How digital tools, namely big data and computer simulations, can be used to enhance foresight exercises.
Hilbert, M., Cheng, S., Wang, S. (Wilburn), & Bell, B. (2017). Digital tools for foresight (UNCTAD Research Paper No. 10 No. UNCTAD/SER.RP/2017/10). UNCTAD. Retrieved from http://unctad.org/en/pages/PublicationWebflyer.aspx?publicationid=1910

 

Highlights:

The Sustainable Development Goals (SDGs) are 17 sets of goals with 169 targets to be achieved by 2030. As political aspirations, they aim at a future that is yet uncertain. In other words, this future is not deterministically given to us, but has yet to be socially constructed. Therefore, concrete policy tools are needed to deal with and shape this uncertain future. This report argues that the natural tool for doing so is to use foresight methods. Foresight involves bringing together key agents of change and sources of knowledge, to develop strategic visions and anticipatory intelligence (Miles et al., 2008: 11), to shape the future, and it is often executed through participatory consultations. Foresight not only provides approaches and methods about scanning issues that can be measured today (i.e. trends), but also informs policy-makers about future issues or wild cards that are not yet considered in policy design but must be tackled today if we are to develop our societies in a sustainable way. Foresight makes particularly sense in addressing sustainable development challenges. It is vital for any forward planning or policy activity to be able to meet future challenges proactively.

One of the main challenges of current foresight exercises is that we live in a period of technological change. Technological change is exponentially fast-paced, all-embracing, and global in nature. An important driver of this current phase of technological change is digitalization. The digitalization of the entire stockpile of technologically mediated information has taken less than 30 years, as less than one percent was in digital format in the mid-1980s (the rest in analogue format on paper, tape, vinyl, etc.), and more than 99 % in digital format today (extrapolated from (Hilbert & López, 2011)).

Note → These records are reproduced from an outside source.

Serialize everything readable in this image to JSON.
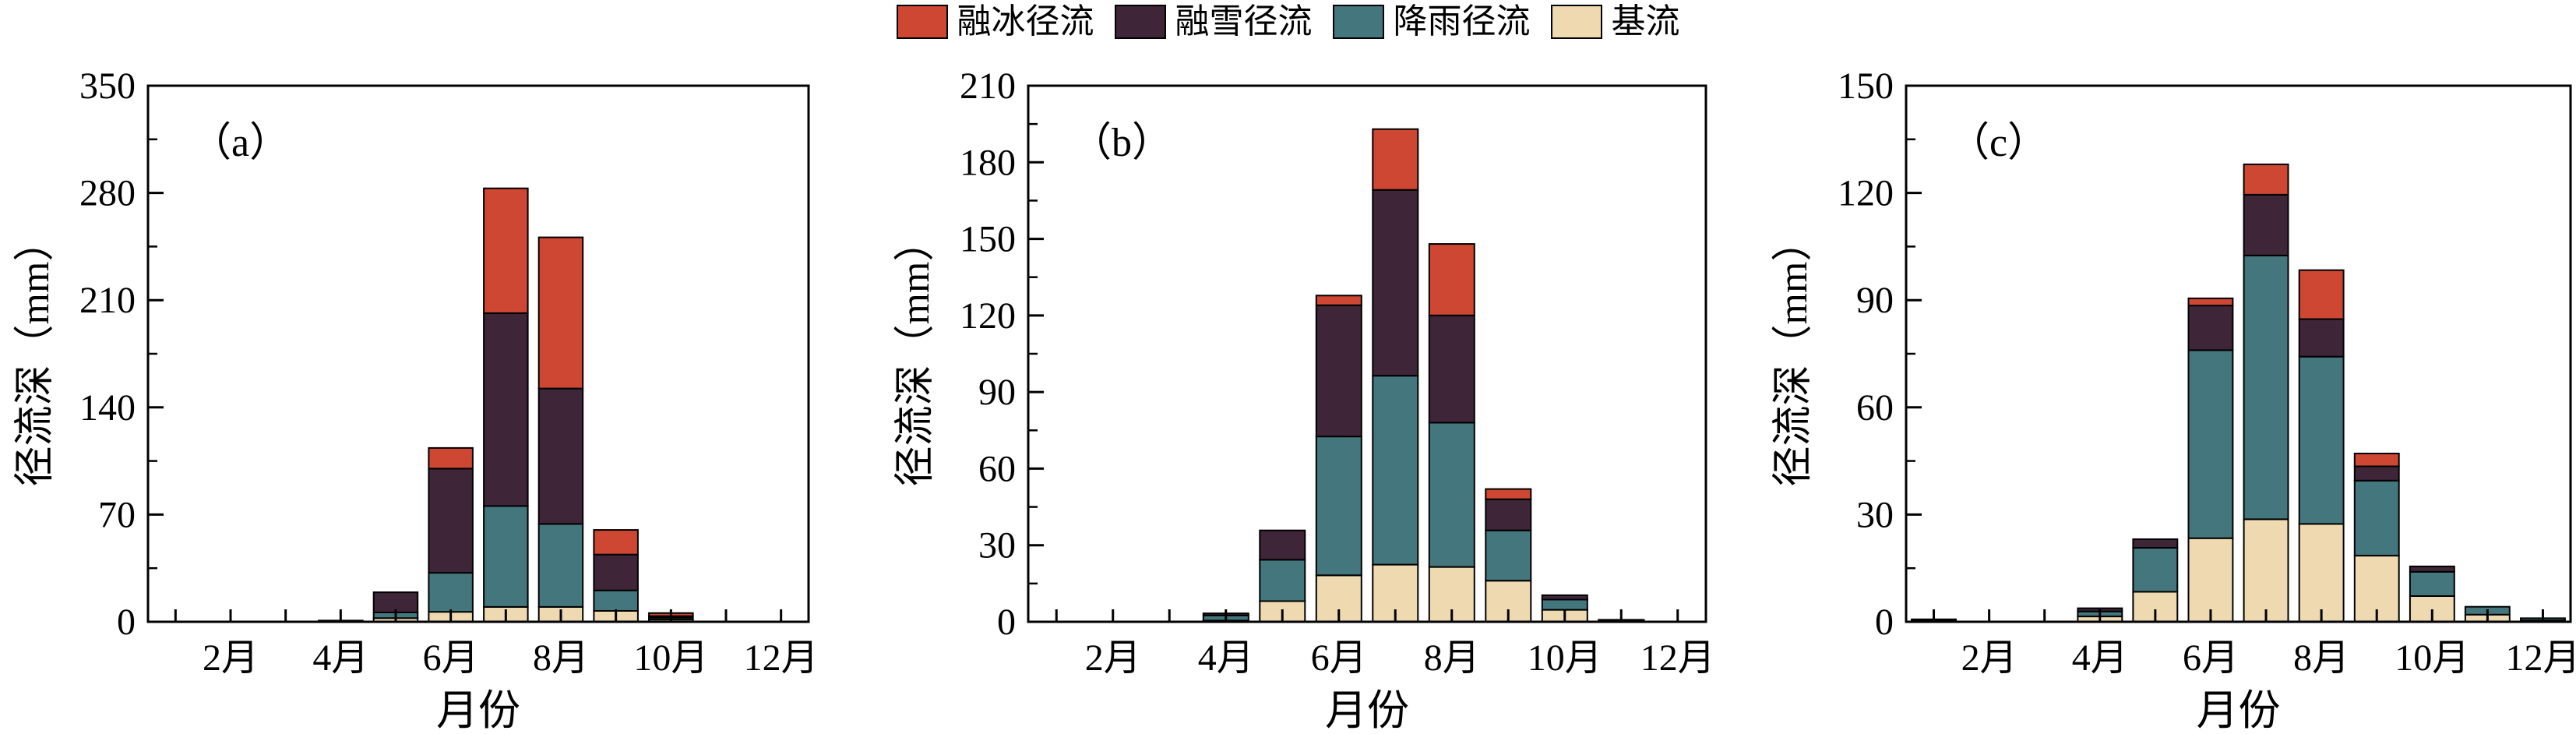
{
  "legend": {
    "items": [
      {
        "label": "融冰径流",
        "color": "#CD4733"
      },
      {
        "label": "融雪径流",
        "color": "#3E2537"
      },
      {
        "label": "降雨径流",
        "color": "#44767E"
      },
      {
        "label": "基流",
        "color": "#EFD9B0"
      }
    ]
  },
  "chart_data": [
    {
      "type": "bar",
      "stacked": true,
      "panel_label": "（a）",
      "ylabel": "径流深（mm）",
      "xlabel": "月份",
      "ylim": [
        0,
        350
      ],
      "yticks": [
        0,
        70,
        140,
        210,
        280,
        350
      ],
      "x_months": [
        1,
        2,
        3,
        4,
        5,
        6,
        7,
        8,
        9,
        10,
        11,
        12
      ],
      "xtick_labeled_months": [
        2,
        4,
        6,
        8,
        10,
        12
      ],
      "xtick_labels": [
        "2月",
        "4月",
        "6月",
        "8月",
        "10月",
        "12月"
      ],
      "grid": false,
      "legend_position": "top-outside",
      "series": [
        {
          "name": "基流",
          "color": "#EFD9B0",
          "values": [
            0,
            0,
            0,
            0.3,
            2.4,
            6.5,
            9.7,
            9.7,
            7.1,
            1.5,
            0,
            0
          ]
        },
        {
          "name": "降雨径流",
          "color": "#44767E",
          "values": [
            0,
            0,
            0,
            0.2,
            3.7,
            25.5,
            65.9,
            54.2,
            13.4,
            1.2,
            0,
            0
          ]
        },
        {
          "name": "融雪径流",
          "color": "#3E2537",
          "values": [
            0,
            0,
            0,
            0.3,
            13.2,
            68.0,
            125.9,
            88.4,
            23.4,
            1.0,
            0,
            0
          ]
        },
        {
          "name": "融冰径流",
          "color": "#CD4733",
          "values": [
            0,
            0,
            0,
            0,
            0,
            13.5,
            81.5,
            98.7,
            16.1,
            2.0,
            0,
            0
          ]
        }
      ]
    },
    {
      "type": "bar",
      "stacked": true,
      "panel_label": "（b）",
      "ylabel": "径流深（mm）",
      "xlabel": "月份",
      "ylim": [
        0,
        210
      ],
      "yticks": [
        0,
        30,
        60,
        90,
        120,
        150,
        180,
        210
      ],
      "x_months": [
        1,
        2,
        3,
        4,
        5,
        6,
        7,
        8,
        9,
        10,
        11,
        12
      ],
      "xtick_labeled_months": [
        2,
        4,
        6,
        8,
        10,
        12
      ],
      "xtick_labels": [
        "2月",
        "4月",
        "6月",
        "8月",
        "10月",
        "12月"
      ],
      "grid": false,
      "legend_position": "top-outside",
      "series": [
        {
          "name": "基流",
          "color": "#EFD9B0",
          "values": [
            0,
            0,
            0,
            0.5,
            8.1,
            18.2,
            22.4,
            21.5,
            16.1,
            4.7,
            0.4,
            0
          ]
        },
        {
          "name": "降雨径流",
          "color": "#44767E",
          "values": [
            0,
            0,
            0,
            2.0,
            16.2,
            54.4,
            74.0,
            56.5,
            19.7,
            4.0,
            0.2,
            0
          ]
        },
        {
          "name": "融雪径流",
          "color": "#3E2537",
          "values": [
            0,
            0,
            0,
            0.8,
            11.5,
            51.4,
            72.8,
            42.0,
            12.2,
            1.7,
            0.2,
            0
          ]
        },
        {
          "name": "融冰径流",
          "color": "#CD4733",
          "values": [
            0,
            0,
            0,
            0,
            0,
            3.8,
            23.8,
            28.0,
            4.0,
            0,
            0,
            0
          ]
        }
      ]
    },
    {
      "type": "bar",
      "stacked": true,
      "panel_label": "（c）",
      "ylabel": "径流深（mm）",
      "xlabel": "月份",
      "ylim": [
        0,
        150
      ],
      "yticks": [
        0,
        30,
        60,
        90,
        120,
        150
      ],
      "x_months": [
        1,
        2,
        3,
        4,
        5,
        6,
        7,
        8,
        9,
        10,
        11,
        12
      ],
      "xtick_labeled_months": [
        2,
        4,
        6,
        8,
        10,
        12
      ],
      "xtick_labels": [
        "2月",
        "4月",
        "6月",
        "8月",
        "10月",
        "12月"
      ],
      "grid": false,
      "legend_position": "top-outside",
      "series": [
        {
          "name": "基流",
          "color": "#EFD9B0",
          "values": [
            0.3,
            0,
            0,
            1.5,
            8.4,
            23.4,
            28.7,
            27.4,
            18.5,
            7.2,
            2.0,
            0.4
          ]
        },
        {
          "name": "降雨径流",
          "color": "#44767E",
          "values": [
            0.2,
            0,
            0,
            1.4,
            12.3,
            52.6,
            73.8,
            46.8,
            21.0,
            6.8,
            2.2,
            0.6
          ]
        },
        {
          "name": "融雪径流",
          "color": "#3E2537",
          "values": [
            0.2,
            0,
            0,
            0.9,
            2.4,
            12.5,
            17.0,
            10.5,
            4.0,
            1.5,
            0,
            0
          ]
        },
        {
          "name": "融冰径流",
          "color": "#CD4733",
          "values": [
            0,
            0,
            0,
            0,
            0,
            2.0,
            8.5,
            13.7,
            3.6,
            0,
            0,
            0
          ]
        }
      ]
    }
  ]
}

The exponentially fast innovation cycles of digital technology create high uncertainty; its general purpose applicability embraces all sectors, and its inherent defiance of national borders intermingles the most diverse aspects of a heterogeneous world.

All of this leaves us with the aspiration to shape an extremely uncertain and fast paced future. This paper presents examples of how digital tools can help to implement future foresight (as means to help achieving the SDGs). Digital big data footprint can be used to detect empirical realities, artificial intelligence to extract insights from data, and computer simulations to explore future scenarios that are different from today's reality; to explore the world as we would like it to be; the world where the SDGs are the reality. The paper shows that these tools can be extremely useful to foster foresight studies in developing countries. They are cost-effective, scalable, and sensitive to local contexts. The paper explores various practical applications that use these computational tools in order to implement Sustainable Development Goals.

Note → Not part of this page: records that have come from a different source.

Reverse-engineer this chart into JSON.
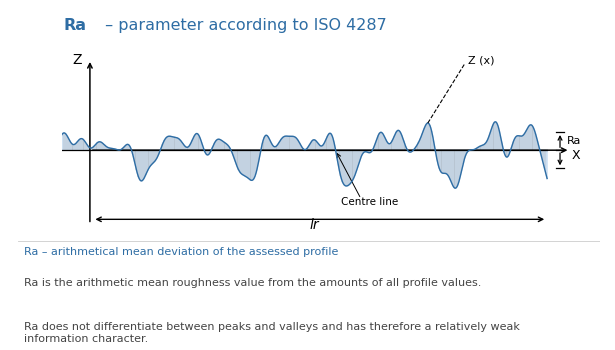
{
  "title_bold": "Ra",
  "title_rest": " – parameter according to ISO 4287",
  "title_fontsize": 11.5,
  "blue_header_color": "#2E6DA4",
  "light_blue_bg": "#C8DCF0",
  "sidebar_light": "#A8C4DC",
  "right_border_color": "#4A90C4",
  "wave_color": "#2E6DA4",
  "fill_color": "#C8DCF0",
  "centre_line_label": "Centre line",
  "lr_label": "lr",
  "z_label": "Z",
  "x_label": "X",
  "zx_label": "Z (x)",
  "ra_label": "Ra",
  "subtitle_color": "#2E6DA4",
  "subtitle": "Ra – arithmetical mean deviation of the assessed profile",
  "text1": "Ra is the arithmetic mean roughness value from the amounts of all profile values.",
  "text2": "Ra does not differentiate between peaks and valleys and has therefore a relatively weak\ninformation character.",
  "background_color": "#FFFFFF",
  "text_color": "#444444",
  "text_fontsize": 8.0,
  "subtitle_fontsize": 8.0
}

After the Introduction, Chapter 1 focuses on digital tools, namely big data and computer simulations, which can be used to enhance foresight exercises. It also reviews methods from the field of what is nowadays known as 'computational (social) science'. Chapter 2 presents concrete case studies that show the feasibility of using these computational methods in developing countries and for the implementation of the SDGs. Chapter 3 discusses the considerations that need to be taken into account when doing foresight exercises of a digital future. It places foresight efforts into the challenging context of our global reality, especially focusing on the particularities for implementing the 2030 Agenda for Sustainable Development in developing countries, and addresses a caveat about the role, scope, and limits of foresight exercises.